Ein neues Regelwerk, das die Europäische Kommission letzte Woche zur Überarbeitung der EU-Altautorichtlinie vorgeschlagen hat, soll die Kreislaufwirtschaft im Automobilsektor stärken. Empa-Forschende waren im Rahmen einer «Science-for-Policy»-Studie maßgeblich an der Erarbeitung der wissenschaftlichen Grundlagen beteiligt.
Eine kürzlich durchgeführte Überprüfung bestehender EU-Rechtsvorschriften in diesem Bereich hat gezeigt, dass erheblicher Verbesserungsbedarf besteht, um den Automobilsektor in eine Kreislaufwirtschaft zu überführen und dadurch die mit Herstellung und Entsorgung von Fahrzeugen verbundenen Umweltauswirkungen zu verringern und die Nachhaltigkeit der Automobil- und Recyclingindustrie zu erhöhen.
Neufahrzeuge in der EU sind für rund zehn Prozent des Kunststoffbedarfs und neun Prozent des Kupferbedarfs verantwortlich. Zudem ist die Automobilindustrie auf insgesamt mehr als 60 verschiedene Rohstoffe angewiesen. Die Umstellung auf Elektroautos bringt zusätzliche Herausforderungen mit sich, da sie den Bedarf an Palladium und anderen Edelmetallen für eingebettete Elektronik sowie an Kupfer und Seltenerdelementen, die in Permanentmagneten der meisten Elektromotoren verwendet werden, erhöhen wird. Nach Schätzungen der EU wird die Nachfrage nach den Seltenerdelementen Neodym und Dysprosium in Neuwagen auf etwa 4.025 Tonnen und 620 Tonnen ansteigen, ein Anstieg um das Zehn- bzw. Siebenfache gegenüber 2020.
Andererseits werden derzeit weniger als 20 Prozent der aus Altfahrzeugen gewonnenen Kunststofffraktionen recycelt; kritische Rohstoffe wie Seltenerdelemente in Elektromotoren oder Palladium in eingebetteter Elektronik werden größtenteils gar nicht zurückgewonnen. Die Herausforderung besteht daher darin, die Rückgewinnung kritischer Rohstoffe und anderer Materialien zu erhöhen, bevor die Altfahrzeuge geschreddert werden, wie es derzeit gängige Praxis ist.
Seit mehreren Jahren unterstützen Forschende der Empa-Abteilung Technologie und Gesellschaft in St. Gallen unter der Leitung von Patrick Wäger das Bundesamt für Umwelt (BAFU) bei der Verbesserung des Auto- und Elektronik-Recyclings durch verschiedene „Science-for-Policy“-Projekte. Ein kürzlich abgeschlossenes Projekt untersuchte etwa die Möglichkeit, eingebettete elektronische Geräte aus Altfahrzeugen zu entfernen und separat zu recyceln, und zwar unter technischen, ökologischen und wirtschaftlichen Gesichtspunkten.

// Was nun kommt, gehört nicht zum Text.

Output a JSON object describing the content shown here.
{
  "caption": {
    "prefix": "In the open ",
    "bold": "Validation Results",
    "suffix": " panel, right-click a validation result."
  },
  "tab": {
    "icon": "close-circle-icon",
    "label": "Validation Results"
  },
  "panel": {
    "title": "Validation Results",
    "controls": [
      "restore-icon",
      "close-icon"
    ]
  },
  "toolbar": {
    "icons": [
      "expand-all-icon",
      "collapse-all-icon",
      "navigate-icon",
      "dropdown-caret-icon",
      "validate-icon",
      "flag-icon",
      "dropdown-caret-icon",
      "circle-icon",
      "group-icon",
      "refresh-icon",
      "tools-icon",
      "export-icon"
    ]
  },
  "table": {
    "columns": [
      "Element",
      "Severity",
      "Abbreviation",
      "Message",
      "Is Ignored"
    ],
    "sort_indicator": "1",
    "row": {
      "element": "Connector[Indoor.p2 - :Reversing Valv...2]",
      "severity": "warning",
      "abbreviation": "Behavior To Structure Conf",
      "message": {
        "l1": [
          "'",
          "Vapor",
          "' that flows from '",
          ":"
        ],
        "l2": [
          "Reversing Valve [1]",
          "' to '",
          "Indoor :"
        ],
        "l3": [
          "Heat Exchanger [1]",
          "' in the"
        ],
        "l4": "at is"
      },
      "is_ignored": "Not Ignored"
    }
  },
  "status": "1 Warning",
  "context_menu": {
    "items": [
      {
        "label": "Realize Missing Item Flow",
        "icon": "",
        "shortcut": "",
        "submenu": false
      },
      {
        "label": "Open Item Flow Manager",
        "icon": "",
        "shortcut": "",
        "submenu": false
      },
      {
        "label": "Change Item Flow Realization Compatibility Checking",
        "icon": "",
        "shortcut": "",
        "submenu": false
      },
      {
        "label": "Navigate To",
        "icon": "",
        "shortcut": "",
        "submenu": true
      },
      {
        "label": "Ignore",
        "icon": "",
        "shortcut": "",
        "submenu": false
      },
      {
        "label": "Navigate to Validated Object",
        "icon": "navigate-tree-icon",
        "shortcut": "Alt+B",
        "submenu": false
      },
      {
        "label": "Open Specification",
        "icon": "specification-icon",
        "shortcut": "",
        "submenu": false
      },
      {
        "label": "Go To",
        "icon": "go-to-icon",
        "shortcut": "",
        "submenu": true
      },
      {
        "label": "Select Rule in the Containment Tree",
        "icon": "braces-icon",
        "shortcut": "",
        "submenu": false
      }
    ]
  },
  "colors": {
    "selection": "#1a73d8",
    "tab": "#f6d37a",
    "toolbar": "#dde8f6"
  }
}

Die Ergebnisse dieser sowie früherer Studien dienten als Grundlage, um zu bestimmen, welche Geräte im Rahmen der kürzlich revidierten schweizerischen Verordnung über Rückgabe, die Rücknahme und die Entsorgung elektrischer und elektronischer Geräte (VREG) separat entfernt und recycelt werden sollten. Die neuen Bestimmungen sehen vor, dass elektronische Geräte in Altfahrzeugen separat ausgebaut und wiederverwertet werden sollen, falls dies wirtschaftlich tragbar und ökologisch sinnvoll ist. Während die konkreten Vorgaben noch in Ausarbeitung sind, ist die Schweiz damit Vorreiterin bei der Anpassung der Gesetzgebung zur Förderung des Recyclings von elektronischen Geräten.
Aufgrund ihres Knowhows und ihrer Erfahrung wurden die Empa-Forschenden vom „Joint Research Center“ (JRC) der Europäischen Kommission angefragt, zusammen mit dem deutschen Öko-Institut und der schwedischen Chalmers University an einer Analyse ausgewählter Maßnahmen zur Verbesserung der Kreislauffähigkeit kritischer Rohstoffe und anderer Materialien in Personenwagen mitzuwirken. Das Ergebnis ist ein im Juni veröffentlichter gemeinsamer Bericht, der eine sozioökonomische und ökologische Bewertung jeder dieser Maßnahmen sowie eine Reihe von Empfehlungen enthält.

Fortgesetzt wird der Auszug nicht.